Palmer also says that Mendelson’s long years on the council is a double-edged sword; he may know how to get things done, but he can also be stuck in those ways. She says Mendelson was largely absent in addressing the ethics scandal that embroiled former councilmember Jack Evans and also says that Mendelson’s belief in the value of his own experience has led to the centralization of power on one key issue: oversight of D.C. schools. In early 2021, Mendelson eliminated the council’s stand-alone education committee, taking on the responsibilities himself.
“I don’t think the concentration of authority over education in himself does service to education as a whole. I think a committee with more institutionalized knowledge and support staff, a dedicated attention on education with the ability to hold hearings that are more accessible to teachers and families, would be great for us and our schools,” she says. (Mendelson disagrees, saying he held many public hearings on education and advanced a number of bills.)
Palmer says this is one area that sets her aside from Lazere: she’s not just focused on issues, but also on how the council functions. The first plan she unveiled in January didn’t address housing or public safety, but rather how to improve the legislative body she seeks to lead. She says the “accountability plan” would strengthen ethics rules; expand the professional staff to aid in researching and writing bills; and empower the council committees that actually consider legislation, perform oversight, and rewrite large portions of the city’s budget.
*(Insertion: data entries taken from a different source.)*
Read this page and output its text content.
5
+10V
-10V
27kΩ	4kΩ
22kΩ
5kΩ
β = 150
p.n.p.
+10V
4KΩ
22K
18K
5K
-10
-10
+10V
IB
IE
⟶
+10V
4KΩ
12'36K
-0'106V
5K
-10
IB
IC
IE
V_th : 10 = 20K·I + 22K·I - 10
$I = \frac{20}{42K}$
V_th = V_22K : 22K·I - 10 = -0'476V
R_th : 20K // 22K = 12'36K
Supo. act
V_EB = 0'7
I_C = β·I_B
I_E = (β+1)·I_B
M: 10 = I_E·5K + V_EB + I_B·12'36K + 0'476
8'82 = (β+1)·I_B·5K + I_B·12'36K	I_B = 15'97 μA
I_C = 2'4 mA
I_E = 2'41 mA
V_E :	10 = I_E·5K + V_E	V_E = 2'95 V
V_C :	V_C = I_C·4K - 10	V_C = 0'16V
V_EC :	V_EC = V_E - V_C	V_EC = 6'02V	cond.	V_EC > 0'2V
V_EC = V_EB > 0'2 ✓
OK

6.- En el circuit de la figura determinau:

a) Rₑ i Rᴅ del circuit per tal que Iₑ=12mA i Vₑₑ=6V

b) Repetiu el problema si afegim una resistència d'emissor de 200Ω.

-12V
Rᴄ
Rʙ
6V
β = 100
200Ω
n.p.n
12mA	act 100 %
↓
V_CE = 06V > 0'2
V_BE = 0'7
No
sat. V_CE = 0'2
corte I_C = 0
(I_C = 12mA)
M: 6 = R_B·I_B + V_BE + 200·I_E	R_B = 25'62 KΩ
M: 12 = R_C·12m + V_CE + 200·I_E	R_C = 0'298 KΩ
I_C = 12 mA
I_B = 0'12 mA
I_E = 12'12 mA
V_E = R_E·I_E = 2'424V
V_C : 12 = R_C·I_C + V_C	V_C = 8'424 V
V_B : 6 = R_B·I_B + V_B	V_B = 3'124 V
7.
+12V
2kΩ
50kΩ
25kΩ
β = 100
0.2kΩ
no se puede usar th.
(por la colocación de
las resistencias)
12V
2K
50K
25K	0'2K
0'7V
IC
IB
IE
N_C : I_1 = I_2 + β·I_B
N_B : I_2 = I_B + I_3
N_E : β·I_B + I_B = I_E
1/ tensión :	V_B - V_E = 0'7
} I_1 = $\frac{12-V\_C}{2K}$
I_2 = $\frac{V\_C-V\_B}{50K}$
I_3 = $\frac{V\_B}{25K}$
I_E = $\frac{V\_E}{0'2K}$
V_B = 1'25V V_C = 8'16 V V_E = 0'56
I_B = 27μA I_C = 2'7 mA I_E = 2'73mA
“I’m a process person,” she says. “Some of the focus on that has fallen to the wayside [under Mendelson], and some of what new energy brings is new focus on institutional accountability. In some ways that can only come from the outside in meaningful ways.”
Palmer admits she used to admire Mendelson for his attention to detail, drive to get things done, and past progressive leanings, but adds that she feels there’s been less indication of those in recent years. While she accepted public financing to fund her race — which limits how much campaigns can accept from contributors and prohibits businesses from giving — Mendelson opted to raise money traditionally and has accepted money from developers, lobbyists, and contractors with local interests.
Mendelson, for his part, disagrees that his fundamental beliefs or approaches to legislating have really changed. He admits that he often looks back on his own time as a rabble-rousing Advisory Neighborhood Commissioner in Ward 3 in the 1980s as a reminder of why he remains in public service.
“I think about when I was growing up, when there was a lot of anger toward the establishment. Now I am part of the establishment. So am I working for change and improvement? I think so,” he says. “Any officeholder should only stay in office as long as they have a drive to do things. And that’s not a function of age and it’s actually not even a function of how many terms one has served. It’s do they have the drive to continue to serve and do good work and look for change and improvement? And I do.”
Palmer has been endorsed by the Washington Teachers’ Union, D.C. for Democracy, Jews United for Justice, the D.C. Working Families Party, a number of current ANCs, and more. Mendelson has gotten endorsements from The Washington Post’s editorial board, the D.C. chapter of the Sierra Club, the D.C. Association of Realtors, and a number of labor unions.